Ramos-Casals M, García-Carrasco M, Cervera R, Filella X, Trejo O, de la Red G, Gil V, Sánchez-Tapias JM, Font J, Ingelmo M. · Department of Autoimmune Diseases, Institut d'Investigacions Biomèdiques August Pi i Sunyer, Hospital Clínic, School of Medicine, University of Barcelona, Barcelona, Catalonia, Spain. · Semin Arthritis Rheum. · Pubmed #12219321 No free full text.
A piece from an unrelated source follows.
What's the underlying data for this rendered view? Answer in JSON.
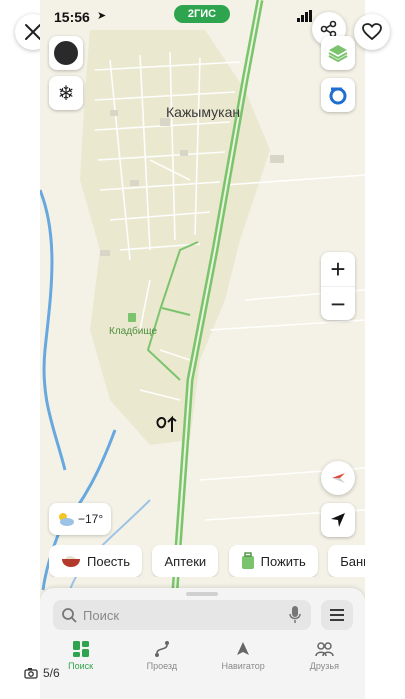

Abstract: OBJECTIVE: To investigate if the serum immunologic profile, as delineated by serum circulating levels of Th1/Th2 cytokines and autoantibodies, is different in patients with Sjögren syndrome (SS) with and without hepatitis C virus (HCV) infection. METHODS: This study included 20 patients with HCV-related SS and 47 consecutive patients with primary SS. All fulfilled 4 or more of the modified 1996 European criteria for SS. Serum levels of interleukin (IL)-2 (pg/mL), srIL-2 (pM), tumor necrosis factor (TNF)-alpha (pg/mL), IL-6 (pg/mL), and IL-10 (pg/mL) were determined using enzyme immunoassay. We also analyzed the following immunologic tests: anti-nuclear antibodies (ANA), anti-mitochondrial antibodies (AMA), anti-parietal cell antibodies (PCA), anti-smooth muscle antibodies (SMA), anti-liver-kidney microsome antibodies type-1 (LKM-1), anti-Ro/SS-A, anti-La/SS-B, rheumatoid factor (RF), complement factors (C3 and C4), and cryoglobulins. RESULTS: Of the 20 patients with HCV-related SS, 18 were women and 2 men (mean age, 66 years). Patients with HCV-related SS had a different cytokine profile compared with patients with primary SS, with higher circulating levels of IL-6 (73.6 v 33.0 pg/mL, P =.045), IL-10 (6.7 v 3.1 pg/mL, P =.01), srIL-2 (124.6 v 72.7 pM, P =.001), and TNF-alpha (59.8 v 31.7 pg/mL, P =.003). The main immunologic features were ANA, detected in 75% of patients, RF in 63%, cryoglobulinemia in 50%, hypocomplementemia in 40%, SMA in 30%, PCA in 25%, anti-Ro/SS-A in 25%, AMA in 20% and anti-La/SS-B in 16%. When compared with primary SS patients, those with HCV-related SS had a higher prevalence of AMA (20% v 2%, P =.025), hypocomplementemia (40% v 11%, P =.015), and cryoglobulinemia (50% v 12%, P =.003). CONCLUSION: Although chronic HCV infection may mimic the main clinical, histologic and immunologic features of primary SS, patients with HCV-related SS showed some differentiated characteristics, including a predominant Th2 pattern and a higher frequency of cryoglobulinemia and hypocomplementemia (features closely related to HCV). This suggests that the SS observed in some HCV patients should be interpreted as one of the extrahepatic manifestations of chronic HCV infection.